Куча тотчас наполнилась удушливым, всюду проникающим дымом. Он прижимал Одноухого к земле, делаясь все гуще, губительнее. В минуту под хворостом не сохранилось ни одного бездымного уголка, ни одного глотка чистого воздуха. Оставалось или выскакивать прямо в руки человека, или пробиваться, уходить куда-нибудь под снегом.
Наконец он вроде бы нашел отдушину, слабое место в снегу. В куче с одного краю примыкал комель поваленной толстенной березы. Снег тут чуть-чуть сквозил у коры, отставал, и Одноухий принялся быстро-быстро разрывать, расцарапывать его передними лапами. Помогал он и задними, не считаясь уж с больной ногой, отпихивал ими нарытое из-под себя.
Он медленно-медленно, а продвигался-таки вдоль ствола. Дымом уже не так душило, глуше трещал шаявший хворост и шипел таявший снег.

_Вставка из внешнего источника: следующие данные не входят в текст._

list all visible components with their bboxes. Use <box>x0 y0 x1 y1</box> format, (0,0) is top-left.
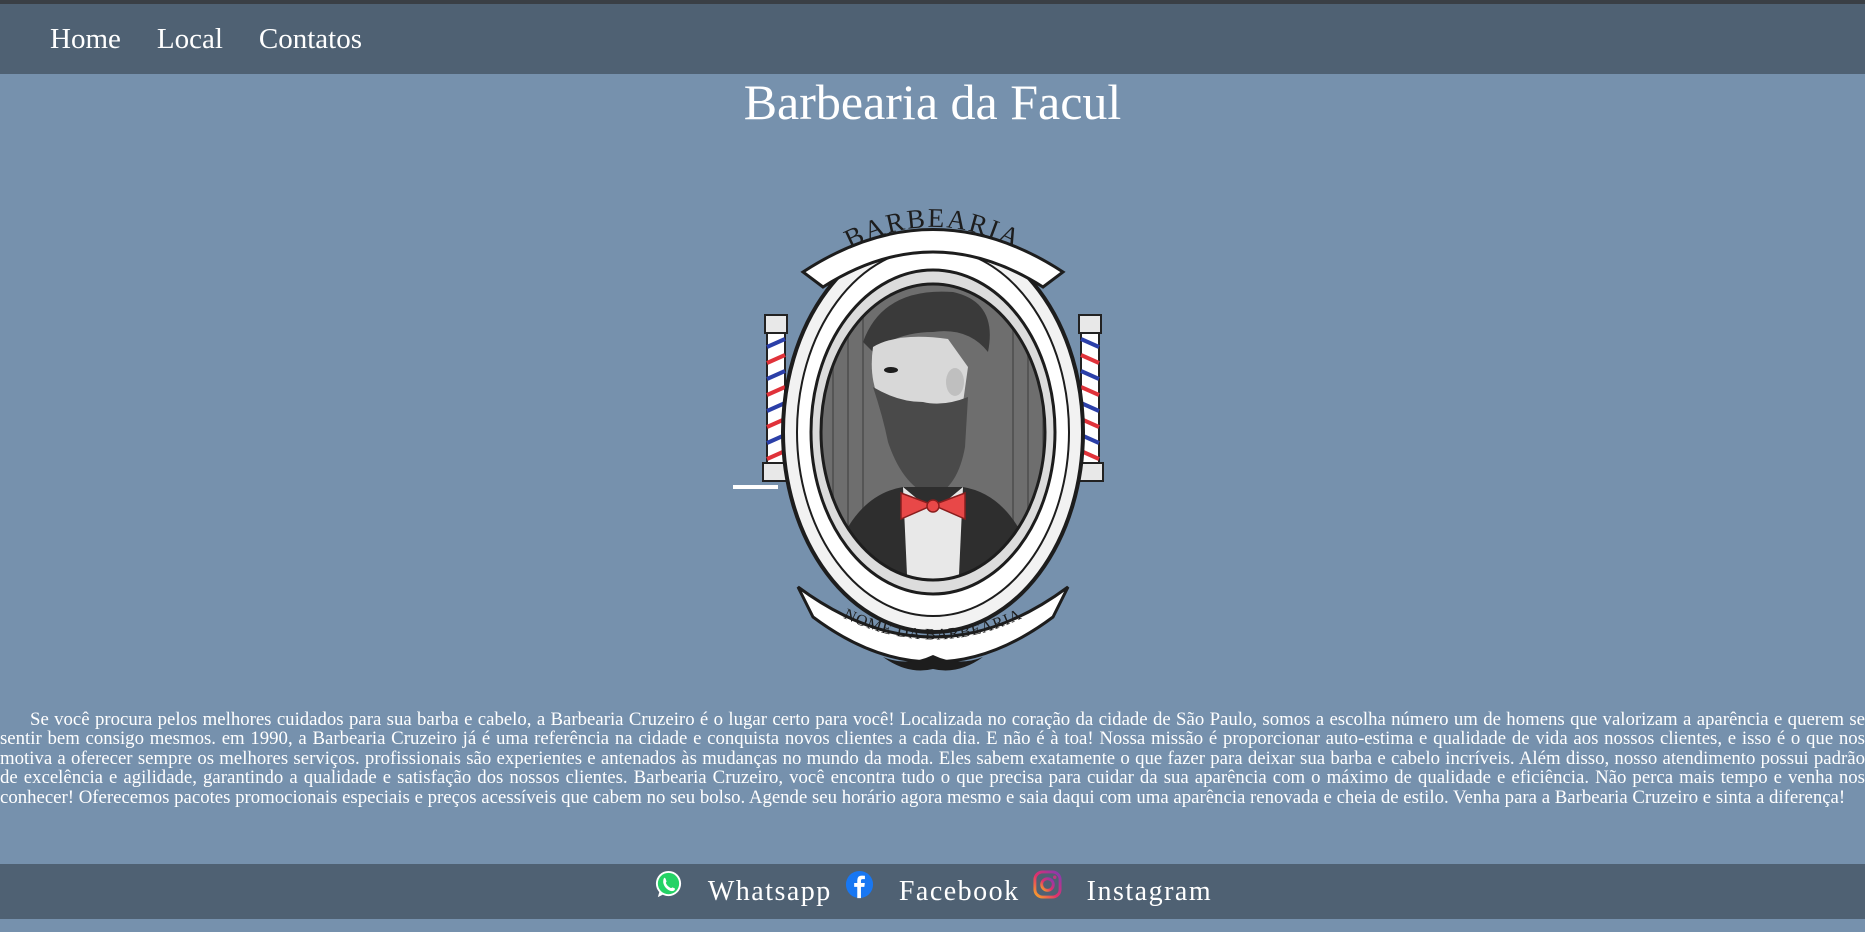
facebook-link[interactable]: Facebook <box>844 870 1020 908</box>
footer-bar: Whatsapp Facebook Instagram <box>0 864 1865 919</box>
instagram-link[interactable]: Instagram <box>1032 870 1213 908</box>
whatsapp-icon <box>655 870 681 898</box>
page-title: Barbearia da Facul <box>743 74 1122 130</box>
left-barber-pole <box>732 314 790 489</box>
barbershop-logo: BARBEARIA NOME DA BARBEARIA <box>732 203 1104 671</box>
whatsapp-link[interactable]: Whatsapp <box>653 870 832 908</box>
nav-contatos-link[interactable]: Contatos <box>259 23 362 56</box>
about-paragraph: Se você procura pelos melhores cuidados … <box>0 709 1865 808</box>
top-navbar: Home Local Contatos <box>0 4 1865 74</box>
instagram-icon <box>1033 870 1062 899</box>
whatsapp-label: Whatsapp <box>707 875 832 907</box>
facebook-label: Facebook <box>898 875 1020 907</box>
logo-container: BARBEARIA NOME DA BARBEARIA <box>0 167 1865 677</box>
instagram-label: Instagram <box>1086 875 1213 907</box>
nav-local-link[interactable]: Local <box>157 23 223 56</box>
bottom-strip <box>0 919 1865 932</box>
facebook-icon <box>845 870 873 899</box>
nav-home-link[interactable]: Home <box>50 23 121 56</box>
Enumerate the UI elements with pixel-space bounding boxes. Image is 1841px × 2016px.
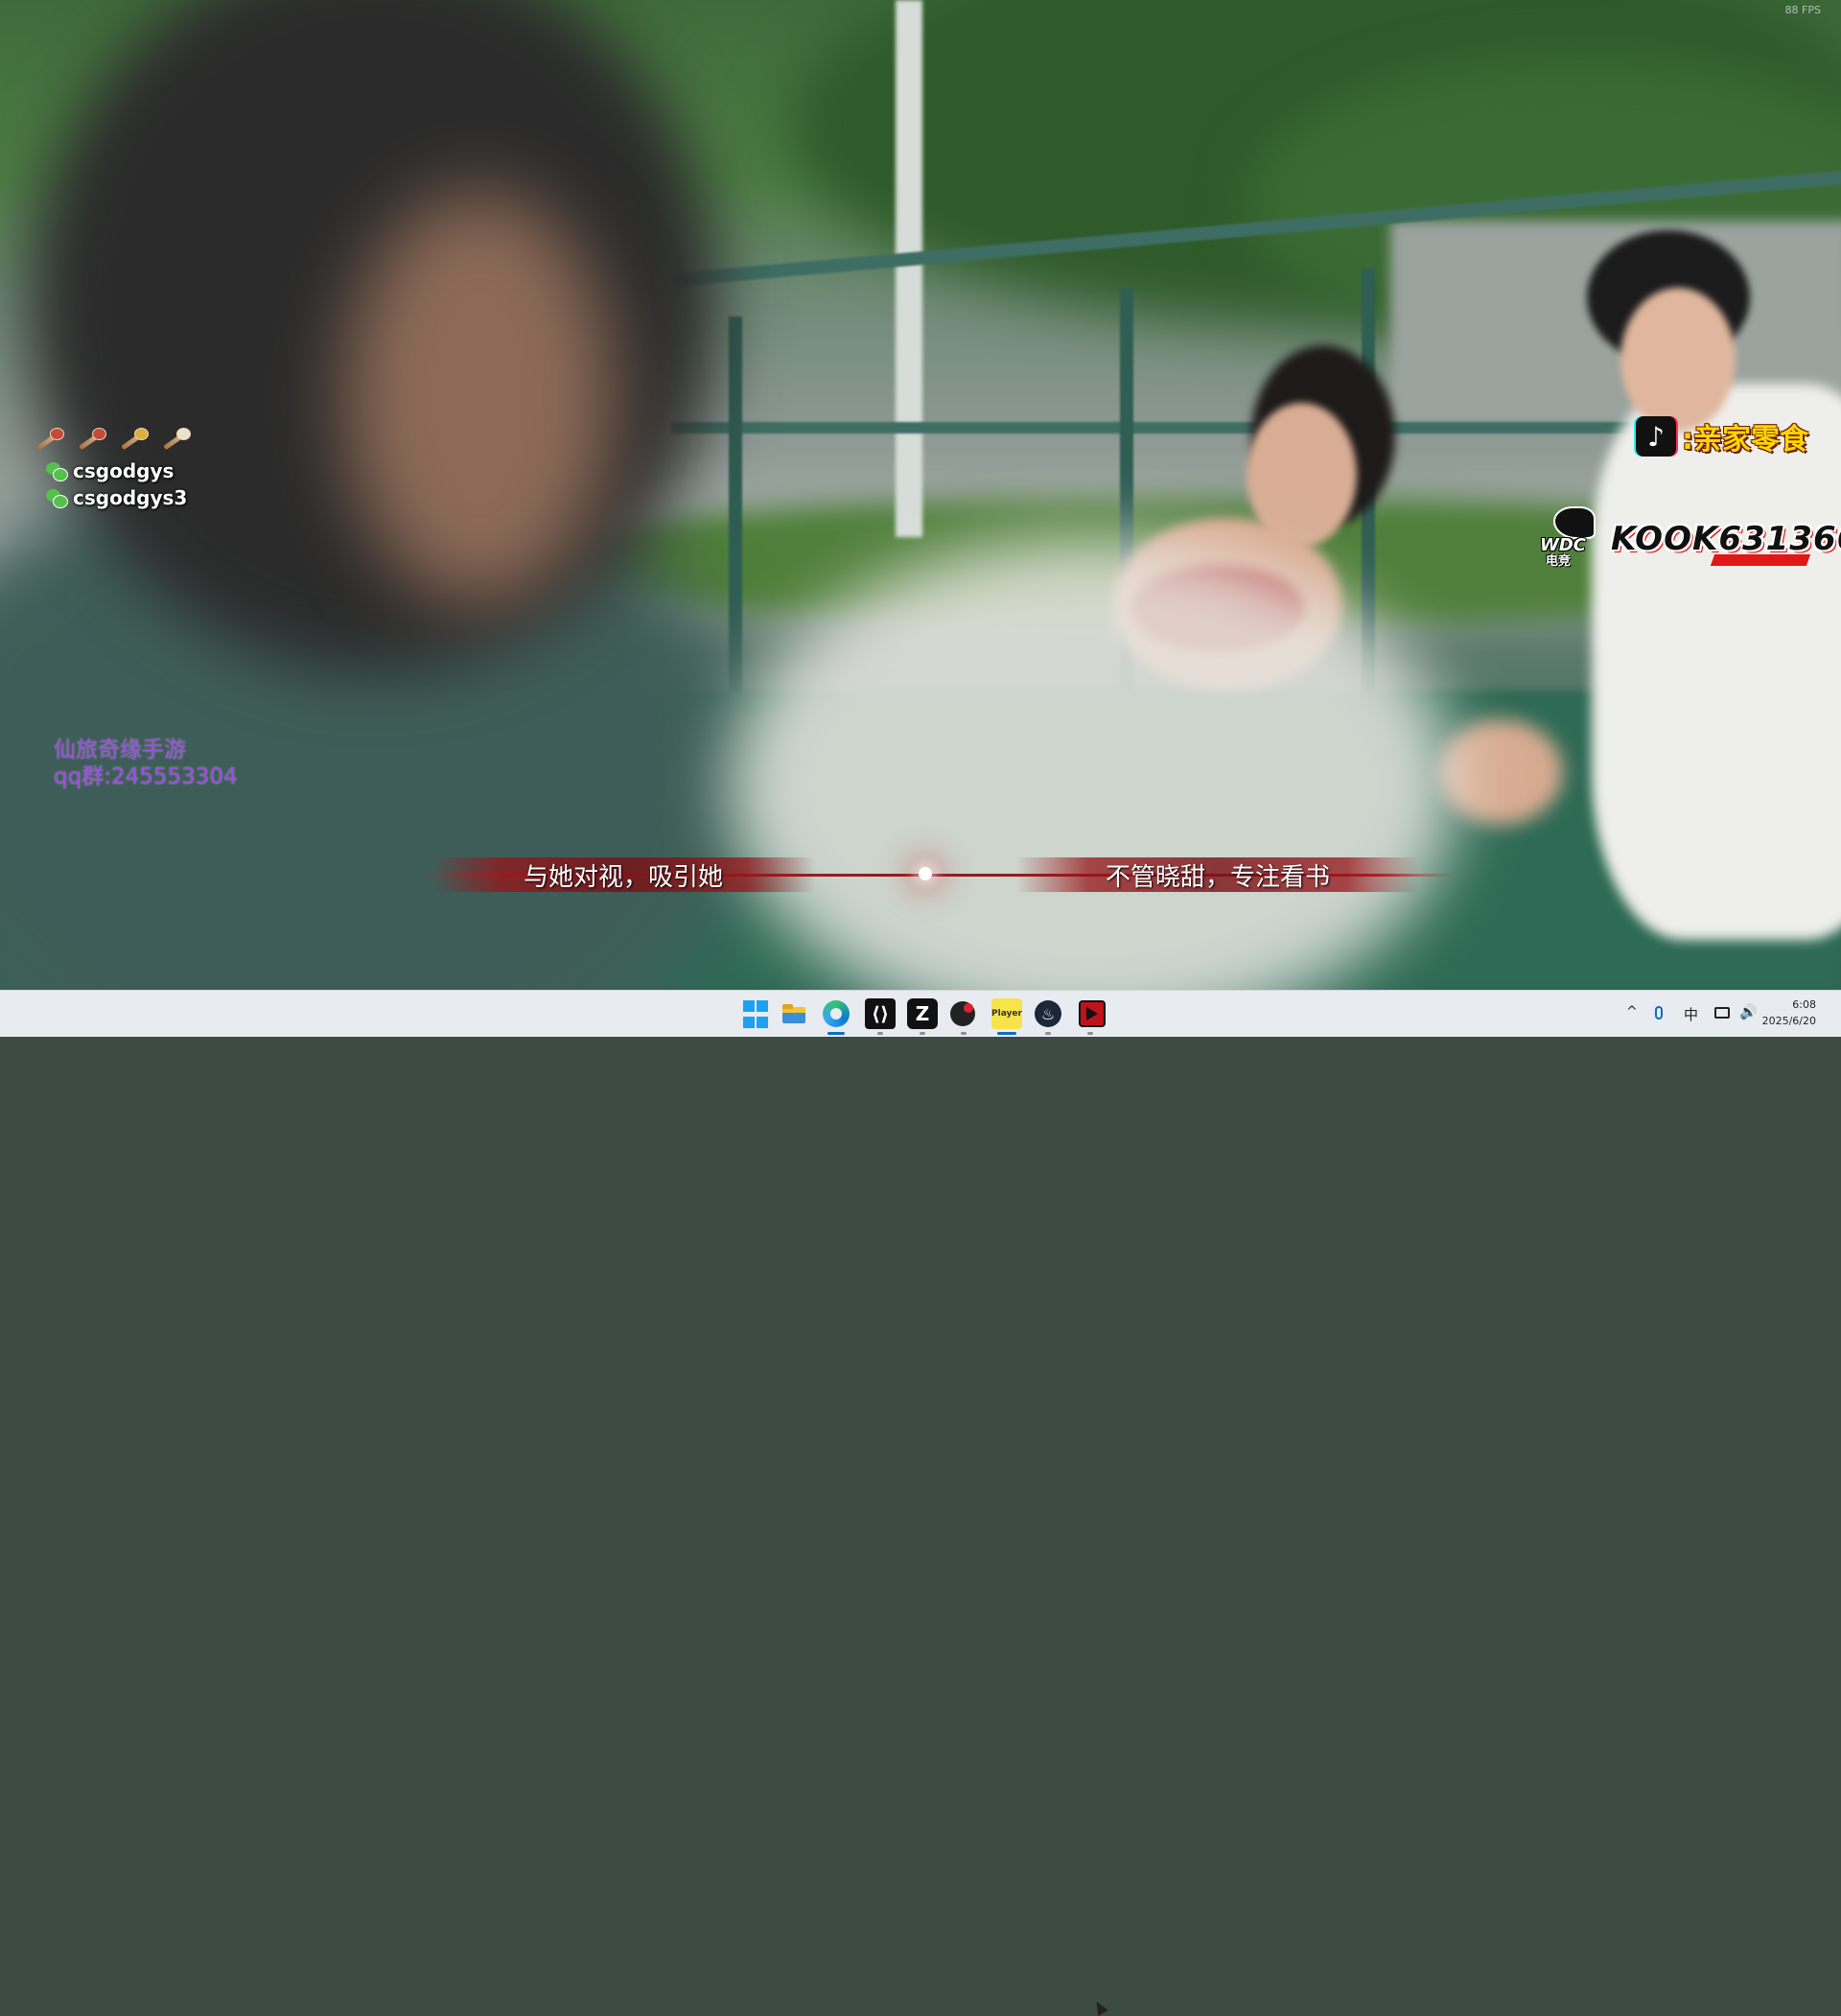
steam-icon[interactable]: ♨ [1035,1000,1061,1027]
choice-option-left[interactable]: 与她对视，吸引她 [431,854,815,896]
promo-text: 仙旅奇缘手游 qq群:245553304 [54,737,238,790]
clock-date: 2025/6/20 [1761,1015,1816,1027]
zlibrary-icon[interactable]: Z [907,998,938,1029]
wechat-id-row: csgodgys3 [46,486,187,509]
wdc-logo: WDC 电竞 [1540,506,1599,569]
taskbar: ⟨⟩ Z Player ♨ ^ 中 🔊 6:08 2025/6/20 [0,990,1841,2016]
tray-chevron-icon[interactable]: ^ [1626,1004,1638,1020]
obs-icon[interactable] [950,1001,975,1026]
item-icons [33,425,194,454]
network-icon[interactable] [1714,1007,1730,1019]
kook-code: KOOK631366 [1611,520,1841,558]
promo-line: qq群:245553304 [54,764,238,789]
man-body [1592,384,1841,940]
douyin-label: :亲家零食 [1682,423,1808,457]
running-indicator [1045,1032,1051,1035]
panther-icon [1553,506,1596,539]
wechat-icon [46,487,68,508]
tiktok-icon: ♪ [1636,416,1676,457]
system-clock[interactable]: 6:08 2025/6/20 [1762,996,1816,1029]
file-explorer-icon[interactable] [779,998,809,1029]
kook-tag [1710,554,1811,566]
selection-cursor-icon [919,867,932,880]
wechat-id: csgodgys [73,459,175,482]
wdc-logo-sub: 电竞 [1546,554,1572,569]
red-key-icon [75,425,109,454]
foreground-person-face [345,192,614,604]
fps-counter: 88 FPS [1784,4,1821,16]
kook-badge: KOOK631366 [1611,520,1841,572]
media-player-icon[interactable]: Player [991,998,1022,1029]
active-indicator [997,1032,1016,1035]
choice-label: 与她对视，吸引她 [523,862,723,892]
choice-option-right[interactable]: 不管晓甜，专注看书 [1016,854,1419,896]
player-label: Player [991,1009,1022,1019]
douyin-badge: ♪ :亲家零食 [1636,415,1808,457]
man-hand [1438,719,1563,825]
wechat-id-row: csgodgys [46,459,174,482]
gold-key-icon [117,425,151,454]
game-scene [0,0,1841,990]
dialogue-choices: 与她对视，吸引她 不管晓甜，专注看书 [422,854,1457,896]
ime-indicator[interactable]: 中 [1684,1004,1698,1024]
running-indicator [1087,1032,1093,1035]
start-icon[interactable] [740,998,771,1029]
red-key-icon [33,425,67,454]
clock-time: 6:08 [1792,998,1816,1011]
active-indicator [827,1032,845,1035]
microphone-icon[interactable] [1655,1006,1663,1020]
scene-fence-post [729,316,742,700]
running-indicator [920,1032,925,1035]
wechat-icon [46,460,68,481]
promo-line: 仙旅奇缘手游 [54,738,186,762]
scene-pole [896,0,922,537]
silver-key-icon [159,425,194,454]
wechat-id: csgodgys3 [73,486,188,509]
visual-studio-icon[interactable]: ⟨⟩ [865,998,896,1029]
running-indicator [877,1032,883,1035]
game-icon[interactable] [1079,1000,1106,1027]
choice-label: 不管晓甜，专注看书 [1105,862,1330,892]
mouse-cursor-icon [1091,1998,1108,2016]
volume-icon[interactable]: 🔊 [1739,1003,1758,1020]
steam-glyph: ♨ [1040,1004,1056,1023]
man-face [1620,288,1736,432]
running-indicator [961,1032,967,1035]
edge-icon[interactable] [823,1000,850,1027]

Человек уж топтался не над самой головой, а позади где-то.
Кроме того, Одноухий чувствовал, что дерево прелое, гнилое, что внутри оно должно быть полое, что можно попытаться проникнуть в него.
Скоро он порвал когтями бересту в боку ствола, сильно источенную, издырявленную короедами, и забрался в середку ствола.
Дерево оказалось не пустым, но тонкая берестяная оболочка была наполнена такой мягкой и сухой трухой, что раздвигать ее было достаточно одной мордочкой. И труха тут же вспухала, обваливалась, сходилась вслед за кунем, преграждая путь дыму.
Человека и огня уже вовсе не слыхать. Одноухий, однако, не останавливался, не замедлял движения, чем дальше уйдешь, тем надежнее.
Древесная горькая пыль забивала ему ноздри и мех — не беда: отфыркается, отчихается, вылижет все в носу кончиком языка, мех тоже очистит, приведет в порядок, стоит только как следует поотряхиваться, поваляться на свежем снежку.
Так он полз по трубе, пока ствол березы не потоньшал, не разошелся на два ответвления. Одноухий сунулся в левое, но сразу наткнулся на плотную, не поддающуюся даже когтям, сердцевину; сунулся в правое — тут тоже сухая почерневшая труха вскорости перешла в белую, более влажную и сцепленную морозом прелость. Пробиваться сквозь такую прелость еще можно, но устраиваться в ней на лежку нельзя — холодно, сыровато будет. И Одноухий повернул обратно, облюбовал, обмял себе место вблизи развилки, в сухой трухе.
Окапывался он обстоятельно, кропотливо, не на один день. Здесь его ни человек, ни огонь, ни дым не достанут. Здесь уютно, тепло, здесь над ним глухая, спасительная снежная толща.